Vamos _mas é_ comer, que estou cheio de fome.
Eu quero _é_ ver o filme! 
Desculpa_ lá_.


----------



## Carfer

Es sólo una manera enfática de decir. Significa _'Entrad_'


----------



## EUROPE-SPAIN

Muchas gracias por las aclaraciones Carfer y englishmania =O), ha sido de utilidad vuestras explicaciones.

Un saludo


----------



## carlosev

que valor tiene "é" en frases como "agora estou é cheio de fome" o "saiam é cedo de casa"?me da la impresion de que al traducirlas al español se puede suprimir sin más, pero no estoy seguro


----------



## Vanda

Bienvenido Carlos, 

Juntei a uma discussão sobre assunto já existente. Pr favor, leia os posts acima do seu.


----------



## okporip

Ocorreu-me que talvez esse uso enfático de "mas é" tenha correspondentes no espanhol. Aqui no cone sul das Américas, ele me parece ao menos semelhante às formas "_nomás_" e "_pues_".
_
Vámonos nomás, que ya se nos hace tarde.

Vámonos, pues, que ya se nos hace tarde._

Será que tenho razão na percepção da semelhança? Será que, na Espanha, por exemplo, essas formas resultariam compreensíveis?


----------



## Fanaya

okporip said:


> Ocorreu-me que talvez esse uso enfático de "mas é" tenha correspondentes no espanhol. Aqui no cone sul das Américas, ele me parece ao menos semelhante às formas "_nomás_" e "_pues_".
> _
> Vámonos nomás, que ya se nos hace tarde.
> 
> Vámonos, pues, que ya se nos hace tarde._
> 
> Será que tenho razão na percepção da semelhança? Será que, na Espanha, por exemplo, essas formas resultariam compreensíveis?

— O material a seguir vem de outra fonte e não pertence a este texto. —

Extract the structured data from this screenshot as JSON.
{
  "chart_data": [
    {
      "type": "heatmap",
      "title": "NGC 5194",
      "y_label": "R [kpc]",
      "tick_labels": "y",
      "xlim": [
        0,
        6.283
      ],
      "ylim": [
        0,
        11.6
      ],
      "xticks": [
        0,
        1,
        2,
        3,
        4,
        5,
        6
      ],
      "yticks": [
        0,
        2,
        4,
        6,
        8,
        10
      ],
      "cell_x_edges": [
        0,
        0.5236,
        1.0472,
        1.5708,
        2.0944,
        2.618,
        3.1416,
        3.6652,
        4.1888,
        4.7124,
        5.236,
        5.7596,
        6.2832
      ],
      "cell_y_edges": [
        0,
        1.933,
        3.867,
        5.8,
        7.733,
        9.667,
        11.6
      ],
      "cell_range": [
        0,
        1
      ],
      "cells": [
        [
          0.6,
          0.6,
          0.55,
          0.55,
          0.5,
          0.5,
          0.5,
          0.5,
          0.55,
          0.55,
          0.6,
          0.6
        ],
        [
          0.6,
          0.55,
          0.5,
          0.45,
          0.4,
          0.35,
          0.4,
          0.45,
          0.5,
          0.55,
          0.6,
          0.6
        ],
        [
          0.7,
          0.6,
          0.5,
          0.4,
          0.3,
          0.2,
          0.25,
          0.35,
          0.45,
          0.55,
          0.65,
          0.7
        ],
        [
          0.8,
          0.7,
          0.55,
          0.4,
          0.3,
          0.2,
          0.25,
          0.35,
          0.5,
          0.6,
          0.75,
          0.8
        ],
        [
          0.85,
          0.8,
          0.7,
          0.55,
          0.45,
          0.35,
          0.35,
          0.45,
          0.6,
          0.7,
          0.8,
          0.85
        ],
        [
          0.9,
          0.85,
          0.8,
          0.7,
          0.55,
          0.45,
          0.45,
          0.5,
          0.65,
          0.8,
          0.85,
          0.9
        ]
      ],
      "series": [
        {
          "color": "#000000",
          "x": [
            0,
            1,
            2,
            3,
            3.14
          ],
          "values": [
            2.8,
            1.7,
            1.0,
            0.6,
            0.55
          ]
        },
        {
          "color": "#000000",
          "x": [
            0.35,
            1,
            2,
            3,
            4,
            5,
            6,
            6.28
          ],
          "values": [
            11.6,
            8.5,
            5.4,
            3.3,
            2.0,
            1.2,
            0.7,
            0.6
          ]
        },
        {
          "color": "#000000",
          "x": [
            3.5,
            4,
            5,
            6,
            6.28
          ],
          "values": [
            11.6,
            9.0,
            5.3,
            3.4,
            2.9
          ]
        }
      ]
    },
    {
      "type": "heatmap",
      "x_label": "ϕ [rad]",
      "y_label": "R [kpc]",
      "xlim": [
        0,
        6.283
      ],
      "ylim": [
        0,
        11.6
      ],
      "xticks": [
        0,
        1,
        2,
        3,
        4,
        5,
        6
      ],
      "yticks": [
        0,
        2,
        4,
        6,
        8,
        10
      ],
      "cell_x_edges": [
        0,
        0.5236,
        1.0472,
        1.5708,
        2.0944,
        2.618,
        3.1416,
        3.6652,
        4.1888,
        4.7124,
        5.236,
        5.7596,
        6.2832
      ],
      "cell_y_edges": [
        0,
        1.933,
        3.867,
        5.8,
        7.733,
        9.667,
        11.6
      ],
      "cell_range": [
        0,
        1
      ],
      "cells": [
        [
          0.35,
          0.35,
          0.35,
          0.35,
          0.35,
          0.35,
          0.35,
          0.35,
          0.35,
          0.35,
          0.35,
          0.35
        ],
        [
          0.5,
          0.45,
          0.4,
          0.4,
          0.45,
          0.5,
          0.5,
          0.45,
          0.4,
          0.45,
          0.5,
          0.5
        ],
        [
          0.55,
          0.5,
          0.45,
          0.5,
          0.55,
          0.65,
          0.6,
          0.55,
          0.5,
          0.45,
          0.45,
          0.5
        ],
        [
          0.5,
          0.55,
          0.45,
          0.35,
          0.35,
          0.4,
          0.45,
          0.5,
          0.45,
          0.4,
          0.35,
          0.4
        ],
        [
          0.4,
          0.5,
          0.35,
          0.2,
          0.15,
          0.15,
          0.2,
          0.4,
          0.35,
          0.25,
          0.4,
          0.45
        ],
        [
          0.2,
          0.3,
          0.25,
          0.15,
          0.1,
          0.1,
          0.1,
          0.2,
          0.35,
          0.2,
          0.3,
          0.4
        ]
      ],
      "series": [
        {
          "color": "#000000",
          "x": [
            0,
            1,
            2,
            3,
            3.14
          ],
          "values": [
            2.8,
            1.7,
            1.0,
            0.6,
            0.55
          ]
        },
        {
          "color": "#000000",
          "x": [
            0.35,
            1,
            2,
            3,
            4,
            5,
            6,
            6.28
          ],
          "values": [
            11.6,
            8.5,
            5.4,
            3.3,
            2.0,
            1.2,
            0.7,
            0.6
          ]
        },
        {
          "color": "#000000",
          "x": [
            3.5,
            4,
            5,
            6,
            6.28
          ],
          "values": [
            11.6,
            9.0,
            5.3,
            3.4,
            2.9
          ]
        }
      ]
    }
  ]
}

São compreensíveis ambas, sim. Soa-me estranho esse '_nomás_', pois é uma estrutura atípica aos meus olhos. Eu escreviria '_no más_'. Além disso, nós, espanhóis, não dizemos '_nomás_' ou '_no más_' para ênfase, mas entendemos porque, afinal de contas, ouve-se frequentemente nos filmes e telenovelas sul-americanos. Quanto ao '_pues_', usa-se, sem dúvida, a miúdo. Eu diria que é um bordão "muito espanhol" .


----------



## okporip

Fanaya said:


> São compreensíveis ambas, sim. Soa-me estranho esse '_nomás_', pois é uma estrutura atípica aos meus olhos. Eu escreviria '_no más_'. Além disso, nós, espanhóis, não dizemos '_nomás_' ou '_no más_' para ênfase, mas entendemos porque, afinal de contas, ouve-se frequentemente nos filmes e telenovelas sul-americanos. Quanto ao '_pues_', usa-se, sem dúvida, a miúdo. Eu diria que é um bordão "muito espanhol" .



Fiquei na dúvida sobre a grafia e fui ao RAE:
*
nomás**.*

* 1.     * adv. m._ Am. Mer._,_ C. Rica_,_ Hond._,_ Méx._ y_ Nic._ *no más*      (‖ solamente).

* 2.     * adv. m._ Am. Mer._,_ El Salv._,_ Hond._ y_ Méx._ U. en oraciones exhortativas, generalmente pospuesto, para añadir énfasis a la expresión. _Pase nomás._ _Atrévase nomás._

* 3.     * adv. m._ Arg._,_ Bol._,_ Col._,_ El Salv._,_ Nic._ y_ Ur._ Apenas, precisamente.



__


----------



## Weliton

Realmente temos esse costume de pôr o verbo "ser" nas frases pra enfatizar; legal notar isso!


Istriano said:


> Você vai no/ao/pro cinema?
> -Vou/É.
> 
> Você ganhou a competição?
> -Ganhei/Foi/É
> 
> Nossa língua é rica.


Também costumamos usar para concordância/confirmação o "*aham*" (que é um neologismo).


----------



## WhoSoyEu

carlosev said:


> que valor tiene "é" en frases como "agora estou é cheio de fome" o "saiam é cedo de casa"?me da la impresion de que al traducirlas al español se puede suprimir sin más, pero no estoy seguro


Si puedes suprimirla. Se trata de un refuerzo de énfasis.


----------